Following the presentation Joseph Eron noted that numbers of patients with specific fibrosis stages were small, and we cannot assume treatment conferred no benefit for people with less advanced liver disease. Berenguer agreed, saying, "I think if we follow them longer, even patients with mild fibrosis would get benefits."

Berenguer and Jose Miro from the University of Barcelona, who discussed liver transplantation at the same session, both acknowledged that their presentations were largely history due to the advent of effective new direct-acting anti-HCV drugs.

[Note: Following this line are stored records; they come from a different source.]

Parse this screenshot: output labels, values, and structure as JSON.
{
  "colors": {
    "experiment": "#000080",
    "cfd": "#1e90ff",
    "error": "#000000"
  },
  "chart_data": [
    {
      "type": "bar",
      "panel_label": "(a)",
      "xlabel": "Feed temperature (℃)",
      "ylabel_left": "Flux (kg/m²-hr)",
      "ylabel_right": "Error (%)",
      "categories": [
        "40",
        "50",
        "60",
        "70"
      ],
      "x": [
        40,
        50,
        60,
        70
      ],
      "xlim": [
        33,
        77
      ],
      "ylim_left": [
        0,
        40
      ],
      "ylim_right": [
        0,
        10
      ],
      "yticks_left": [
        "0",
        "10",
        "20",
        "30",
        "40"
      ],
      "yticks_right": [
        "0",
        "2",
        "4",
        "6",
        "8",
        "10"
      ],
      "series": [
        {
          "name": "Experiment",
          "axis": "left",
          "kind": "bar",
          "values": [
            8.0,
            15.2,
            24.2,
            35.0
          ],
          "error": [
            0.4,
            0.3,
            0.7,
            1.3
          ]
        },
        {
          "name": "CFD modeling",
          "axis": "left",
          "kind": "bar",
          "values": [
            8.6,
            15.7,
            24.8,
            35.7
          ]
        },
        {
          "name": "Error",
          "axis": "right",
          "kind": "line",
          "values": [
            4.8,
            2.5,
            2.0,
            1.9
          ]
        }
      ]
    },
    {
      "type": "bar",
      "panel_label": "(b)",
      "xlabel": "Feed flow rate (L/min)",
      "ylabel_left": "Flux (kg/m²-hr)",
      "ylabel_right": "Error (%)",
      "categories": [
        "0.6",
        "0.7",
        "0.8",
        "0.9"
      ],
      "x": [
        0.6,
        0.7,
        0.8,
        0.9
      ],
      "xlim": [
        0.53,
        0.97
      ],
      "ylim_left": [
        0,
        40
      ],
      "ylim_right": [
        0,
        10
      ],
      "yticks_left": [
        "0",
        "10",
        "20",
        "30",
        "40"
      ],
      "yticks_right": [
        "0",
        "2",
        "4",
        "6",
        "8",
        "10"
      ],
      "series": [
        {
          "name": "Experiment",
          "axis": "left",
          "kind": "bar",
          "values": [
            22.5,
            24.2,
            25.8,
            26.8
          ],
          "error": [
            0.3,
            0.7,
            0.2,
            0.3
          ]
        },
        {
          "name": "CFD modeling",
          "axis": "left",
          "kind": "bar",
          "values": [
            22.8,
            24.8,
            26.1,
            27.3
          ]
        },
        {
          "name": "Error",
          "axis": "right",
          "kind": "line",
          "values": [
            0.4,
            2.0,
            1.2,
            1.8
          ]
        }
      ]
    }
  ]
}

Interferon/ribavirin dual therapy cures only about half of HCV genotype 1 patients -- even less among those with HIV -- with a year of difficult-to-tolerate therapy. This is curently being replaced by triple therapy with add-on HCV protease inhibitors, bringing cure rates up to around 75% even for coinfected patients. Next generation direct-acting antivirals now under study, which will first be used as interferon add-ons and eventually in all-oral regimens, promise to bring SVR rates into the 80%-100% range with shorter, better-tolerated courses of treatment.

Without the disadvantages of year-long therapy, potentially severe side effects, and often suboptimal response rates, HIV/HCV coinfected people will have more incentive to undergo treatment that reduces their long-term risk of liver failure and death.



J Berenguer, FX Zamora, C Díez, et al. Hepatitis C eradication reduces liver decompensation, HIV progression, and death in HIV/HCV-co-infected patients with non-advanced liver fibrosis. 53rd Interscience Conference on Antimicrobial Agents and Chemotherapy (ICAAC 2013). Denver, September 10-13, 2013. Abstract H-1527.